Their initial findings led them to believe that these alerts were triggered in response to attempted ‘credential stuffing’ activity. 

“We quickly worked to investigate this activity and, at this time, have no indication that any LastPass accounts were compromised by an unauthorized third-party as a result of these credential stuffing attempts, nor have we found any indication that user’s LastPass credentials were harvested by malware, rogue browser extensions, or phishing campaigns,” Angyal’s new statement said. 

“However, out of an abundance of caution, we continued to investigate in an effort to determine what was causing the automated security alert emails to be triggered from our systems. Our investigation has since found that some of these security alerts, which were sent to a limited subset of LastPass users, were likely triggered in error. As a result, we have adjusted our security alert systems and this issue has since been resolved.” 

Angyal noted that at “no time does LastPass store, have knowledge of, or have access to a user’s Master Password(s).”

LastPass VP of product management Dan DeMichele sent out a notice to multiple outlets with the same information that was shared in the updated statement from Angyal. 

Some online were not assuaged by the statement, noting the qualifiers used that prompted more questions. 

Craig Lurey, CTO of password manager Keeper, said that what is so concerning about credential stuffing attacks is that they prey on a highly prevalent problem among consumers right now: breach fatigue. 

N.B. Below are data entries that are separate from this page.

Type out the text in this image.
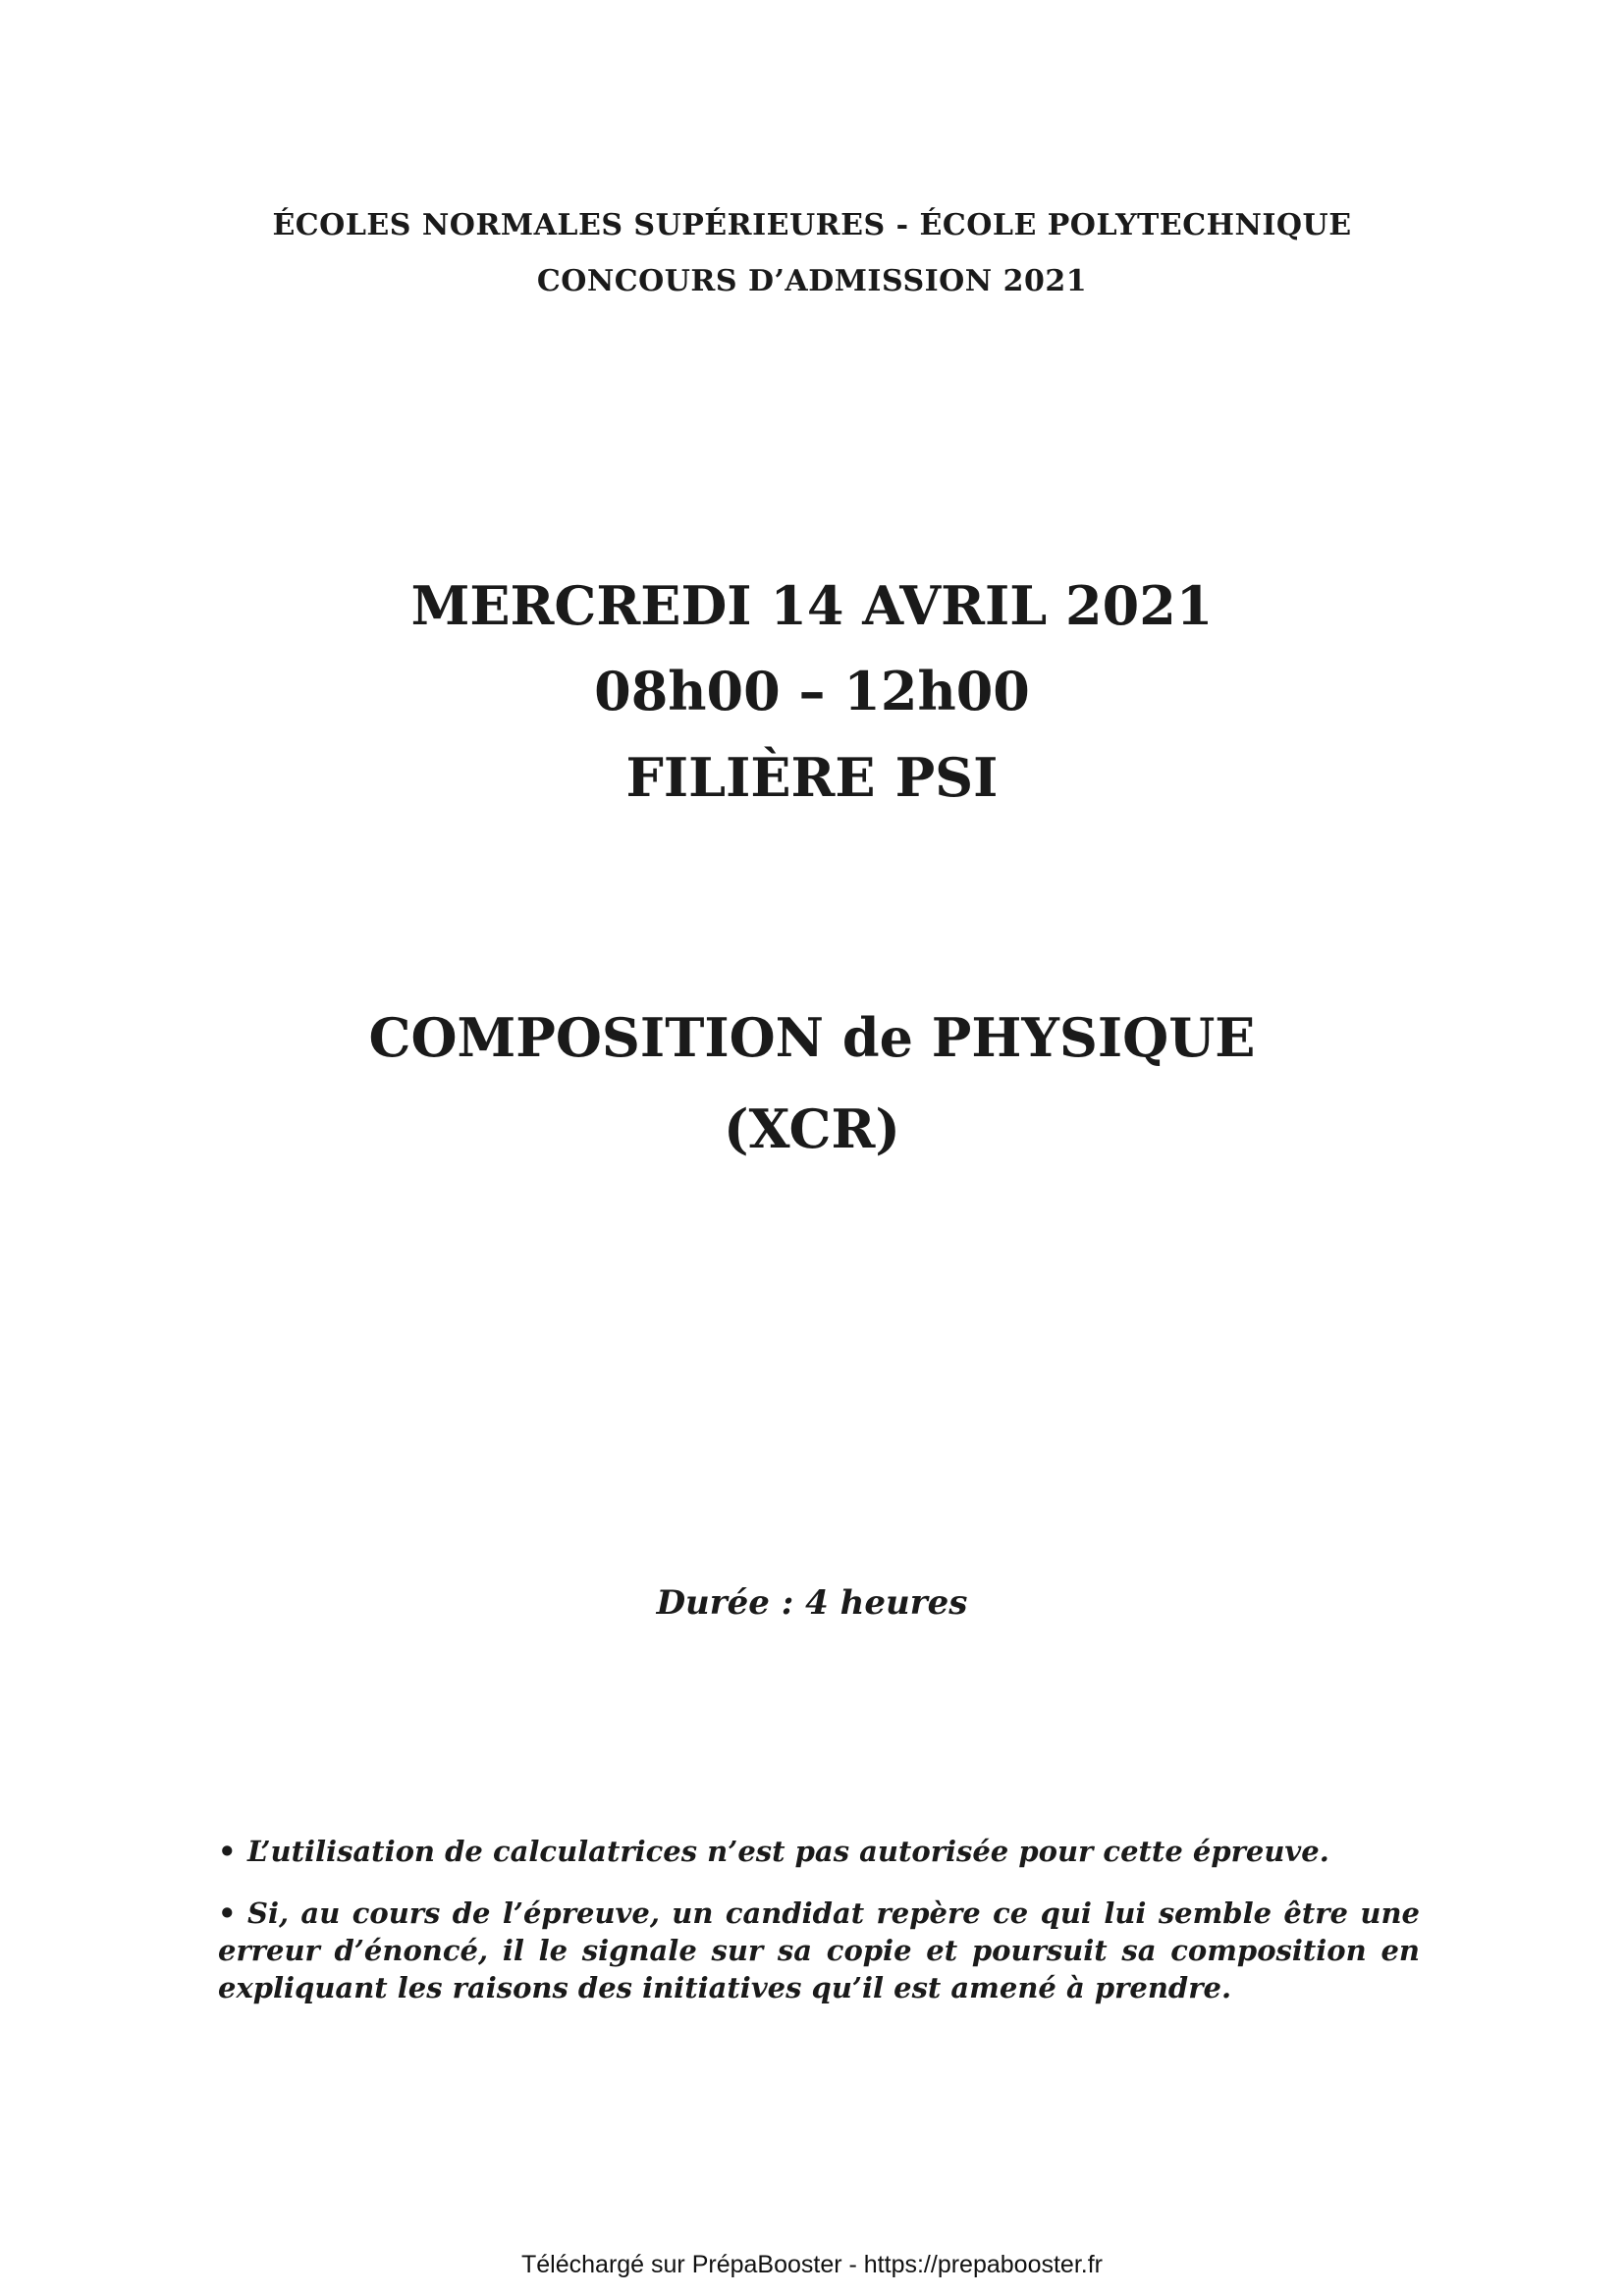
ÉCOLES NORMALES SUPÉRIEURES - ÉCOLE POLYTECHNIQUE
CONCOURS D’ADMISSION 2021
MERCREDI 14 AVRIL 2021
08h00 – 12h00
FILIÈRE PSI
COMPOSITION de PHYSIQUE
(XCR)
Durée : 4 heures
• L’utilisation de calculatrices n’est pas autorisée pour cette épreuve.
• Si, au cours de l’épreuve, un candidat repère ce qui lui semble être une erreur d’énoncé, il le signale sur sa copie et poursuit sa composition en expliquant les raisons des initiatives qu’il est amené à prendre.
Téléchargé sur PrépaBooster - https://prepabooster.fr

“With a slew of breaches and alerts throughout 2021, consumers have become apathetic to compromised accounts. In fact, a recent survey from the Identity Theft Resource Center revealed that 16% of breach victims take absolutely no action to re-secure their accounts,” Lurey said. 

“In their minds, the ‘data is already out there,’ the hacked organization will take care of it, they don’t know what to do, or, ironically, they dismiss the notification as a scam. This apathy is what cybercriminals thrive on and is why we can expect to see a rise in credential stuffing alerts.”

Due to the concerns over master passwords, Perimeter 81 CEO Amit Bareket suggested using biometric authentication or MFA for master passwords with managers like LastPass. 

Parent company LogMeIn announced just two weeks ago that it is spinning off LastPass into its own company.